An Introduction to CUDA-Aware MPI

Originally published at:

MPI, the Message Passing Interface, is a standard API for communicating data via messages between distributed processes that is commonly used in HPC to build applications that can scale to multi-node computer clusters. As such, MPI is fully compatible with CUDA, which is designed for parallel computing on a single computer or node. There are many reasons…


I have a question about the MPI communication, I didn't understand if it can be used to transfer data between gpu's in the same machine.

Thank you in advance.

Hi Miguel,

Yes. MPI can be used for communication between GPUs, both within a node and across nodes. MPI supports Intra-node (within the node) and Inter-node (across cluster nodes) communication. MVAPICH2 is a CUDA-Aware MPI library ( that you can use to perform communication for GPUs in the same machine as well across machines.

Can it be used to split GPU computing power for smaller pieces for example to rent someone?

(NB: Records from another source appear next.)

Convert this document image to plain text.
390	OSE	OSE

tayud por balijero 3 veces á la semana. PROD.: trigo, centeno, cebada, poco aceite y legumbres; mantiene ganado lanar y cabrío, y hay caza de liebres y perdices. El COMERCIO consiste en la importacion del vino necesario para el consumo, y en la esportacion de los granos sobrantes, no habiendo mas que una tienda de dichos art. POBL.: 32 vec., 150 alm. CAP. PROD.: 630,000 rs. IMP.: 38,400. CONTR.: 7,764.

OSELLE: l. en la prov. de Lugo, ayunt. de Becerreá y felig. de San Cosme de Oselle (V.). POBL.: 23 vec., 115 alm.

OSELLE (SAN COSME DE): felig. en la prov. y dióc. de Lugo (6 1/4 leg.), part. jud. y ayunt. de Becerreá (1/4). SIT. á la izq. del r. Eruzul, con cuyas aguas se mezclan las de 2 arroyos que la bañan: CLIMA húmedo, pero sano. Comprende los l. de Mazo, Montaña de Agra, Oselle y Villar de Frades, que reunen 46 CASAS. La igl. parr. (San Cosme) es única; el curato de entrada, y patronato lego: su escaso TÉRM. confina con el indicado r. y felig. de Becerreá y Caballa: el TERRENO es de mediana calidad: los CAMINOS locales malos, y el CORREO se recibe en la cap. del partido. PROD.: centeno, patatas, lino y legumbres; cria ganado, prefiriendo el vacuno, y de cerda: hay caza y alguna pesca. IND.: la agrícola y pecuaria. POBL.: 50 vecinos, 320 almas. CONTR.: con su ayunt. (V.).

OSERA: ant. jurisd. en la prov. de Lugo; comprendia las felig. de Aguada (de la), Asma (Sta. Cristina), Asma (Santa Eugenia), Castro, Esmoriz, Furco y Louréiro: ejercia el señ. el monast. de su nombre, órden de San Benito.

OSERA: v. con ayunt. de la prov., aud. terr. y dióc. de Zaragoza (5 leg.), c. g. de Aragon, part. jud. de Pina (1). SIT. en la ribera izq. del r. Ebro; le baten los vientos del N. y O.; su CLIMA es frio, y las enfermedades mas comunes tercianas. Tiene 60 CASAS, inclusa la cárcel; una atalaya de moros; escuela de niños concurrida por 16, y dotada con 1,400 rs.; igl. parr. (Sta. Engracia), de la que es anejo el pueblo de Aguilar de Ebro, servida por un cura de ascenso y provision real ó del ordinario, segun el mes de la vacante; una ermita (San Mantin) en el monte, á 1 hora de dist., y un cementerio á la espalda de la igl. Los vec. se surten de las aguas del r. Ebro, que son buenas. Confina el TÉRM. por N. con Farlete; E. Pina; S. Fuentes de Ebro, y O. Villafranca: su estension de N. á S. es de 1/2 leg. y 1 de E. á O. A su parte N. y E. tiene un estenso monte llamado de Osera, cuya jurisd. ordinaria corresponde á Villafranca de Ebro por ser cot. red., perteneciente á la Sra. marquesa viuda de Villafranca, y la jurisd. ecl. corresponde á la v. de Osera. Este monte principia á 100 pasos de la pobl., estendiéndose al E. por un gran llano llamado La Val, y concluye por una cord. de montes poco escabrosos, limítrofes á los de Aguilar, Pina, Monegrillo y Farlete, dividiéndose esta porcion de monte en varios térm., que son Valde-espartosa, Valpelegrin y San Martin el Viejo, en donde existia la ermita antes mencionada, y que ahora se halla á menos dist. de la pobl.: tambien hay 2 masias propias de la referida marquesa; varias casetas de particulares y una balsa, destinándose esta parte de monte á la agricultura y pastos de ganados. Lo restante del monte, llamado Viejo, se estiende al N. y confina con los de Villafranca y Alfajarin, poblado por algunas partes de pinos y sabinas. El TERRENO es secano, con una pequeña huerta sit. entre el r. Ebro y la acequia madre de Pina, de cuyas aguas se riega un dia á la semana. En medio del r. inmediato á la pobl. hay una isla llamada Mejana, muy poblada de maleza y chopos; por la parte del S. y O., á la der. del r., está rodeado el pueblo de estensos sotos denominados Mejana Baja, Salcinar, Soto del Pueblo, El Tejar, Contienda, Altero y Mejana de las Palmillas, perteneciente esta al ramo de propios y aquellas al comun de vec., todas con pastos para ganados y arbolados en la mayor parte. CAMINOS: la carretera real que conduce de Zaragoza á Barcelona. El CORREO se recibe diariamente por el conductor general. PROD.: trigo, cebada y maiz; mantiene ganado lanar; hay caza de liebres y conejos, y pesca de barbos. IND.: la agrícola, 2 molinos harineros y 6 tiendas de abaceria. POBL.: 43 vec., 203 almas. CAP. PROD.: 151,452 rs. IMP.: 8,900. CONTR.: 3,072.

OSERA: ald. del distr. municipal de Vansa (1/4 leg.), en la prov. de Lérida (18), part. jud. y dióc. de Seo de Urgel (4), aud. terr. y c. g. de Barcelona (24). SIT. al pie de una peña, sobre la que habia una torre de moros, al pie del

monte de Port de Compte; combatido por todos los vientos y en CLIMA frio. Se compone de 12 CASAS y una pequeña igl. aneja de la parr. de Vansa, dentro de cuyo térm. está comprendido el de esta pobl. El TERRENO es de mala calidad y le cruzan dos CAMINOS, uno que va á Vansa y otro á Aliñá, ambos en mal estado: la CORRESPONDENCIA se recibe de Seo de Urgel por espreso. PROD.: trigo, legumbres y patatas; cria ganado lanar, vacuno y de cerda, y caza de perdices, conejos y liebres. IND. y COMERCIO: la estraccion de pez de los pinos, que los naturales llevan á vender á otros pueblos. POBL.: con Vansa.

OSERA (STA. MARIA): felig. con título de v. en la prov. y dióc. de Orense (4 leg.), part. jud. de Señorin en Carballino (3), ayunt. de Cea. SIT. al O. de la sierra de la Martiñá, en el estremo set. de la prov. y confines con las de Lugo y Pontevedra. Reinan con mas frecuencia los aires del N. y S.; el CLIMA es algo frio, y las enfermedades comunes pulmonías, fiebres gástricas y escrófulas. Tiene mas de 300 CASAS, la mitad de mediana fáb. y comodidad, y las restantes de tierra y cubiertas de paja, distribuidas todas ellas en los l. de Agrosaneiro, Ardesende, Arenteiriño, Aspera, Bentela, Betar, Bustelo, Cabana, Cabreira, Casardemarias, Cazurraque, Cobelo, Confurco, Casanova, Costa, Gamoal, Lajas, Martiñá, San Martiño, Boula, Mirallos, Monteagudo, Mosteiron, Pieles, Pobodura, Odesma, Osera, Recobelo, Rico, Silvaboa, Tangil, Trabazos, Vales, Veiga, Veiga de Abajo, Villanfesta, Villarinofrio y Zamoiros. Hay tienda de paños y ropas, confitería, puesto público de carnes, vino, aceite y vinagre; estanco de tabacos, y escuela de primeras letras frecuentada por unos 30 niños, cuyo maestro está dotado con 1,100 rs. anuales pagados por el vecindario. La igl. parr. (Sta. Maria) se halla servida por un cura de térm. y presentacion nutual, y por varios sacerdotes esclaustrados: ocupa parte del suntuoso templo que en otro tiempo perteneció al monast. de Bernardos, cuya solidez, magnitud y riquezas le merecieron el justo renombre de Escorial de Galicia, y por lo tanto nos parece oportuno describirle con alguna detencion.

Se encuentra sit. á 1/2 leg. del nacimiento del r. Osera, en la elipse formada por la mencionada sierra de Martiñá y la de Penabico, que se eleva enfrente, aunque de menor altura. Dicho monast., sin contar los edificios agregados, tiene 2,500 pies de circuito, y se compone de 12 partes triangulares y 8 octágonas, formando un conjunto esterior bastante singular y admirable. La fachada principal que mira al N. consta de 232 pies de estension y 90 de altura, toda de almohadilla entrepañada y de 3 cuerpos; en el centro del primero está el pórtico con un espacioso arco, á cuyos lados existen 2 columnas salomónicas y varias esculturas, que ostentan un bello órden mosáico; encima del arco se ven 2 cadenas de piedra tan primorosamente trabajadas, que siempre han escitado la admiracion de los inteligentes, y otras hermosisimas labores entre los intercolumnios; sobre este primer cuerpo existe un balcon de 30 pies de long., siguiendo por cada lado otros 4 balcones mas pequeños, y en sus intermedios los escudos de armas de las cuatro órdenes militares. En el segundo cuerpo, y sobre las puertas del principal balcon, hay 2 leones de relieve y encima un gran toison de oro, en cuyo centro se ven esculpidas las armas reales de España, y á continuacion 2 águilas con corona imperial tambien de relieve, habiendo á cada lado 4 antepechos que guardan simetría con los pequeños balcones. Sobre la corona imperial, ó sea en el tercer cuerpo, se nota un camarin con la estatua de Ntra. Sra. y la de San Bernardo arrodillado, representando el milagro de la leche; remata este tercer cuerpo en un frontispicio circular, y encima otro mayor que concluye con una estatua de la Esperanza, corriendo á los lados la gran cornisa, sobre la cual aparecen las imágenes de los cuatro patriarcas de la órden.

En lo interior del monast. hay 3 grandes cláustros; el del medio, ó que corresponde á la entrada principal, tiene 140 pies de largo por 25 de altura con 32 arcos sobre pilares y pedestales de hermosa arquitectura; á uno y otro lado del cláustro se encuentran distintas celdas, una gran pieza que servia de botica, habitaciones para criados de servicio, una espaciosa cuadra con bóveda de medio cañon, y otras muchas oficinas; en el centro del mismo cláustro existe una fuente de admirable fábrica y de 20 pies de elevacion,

how about mpi4py in python is that pycuda aware?

Hi, Jiri,
A new question. With CUDA aware MPI, in MPI_Send, if the send buffer is a device pointer and the data is produced by a previous compute kernel (might be on a non-default stream, might be results of a cuBLAS call, or in other words, as a library developer, I don't know where the data is from), do I need to call cudaDeviceSynchronize() before the send?
After MPI_Recv(), if the recv buffer is a device pointer, can I access it immediately in a kernel on a new stream?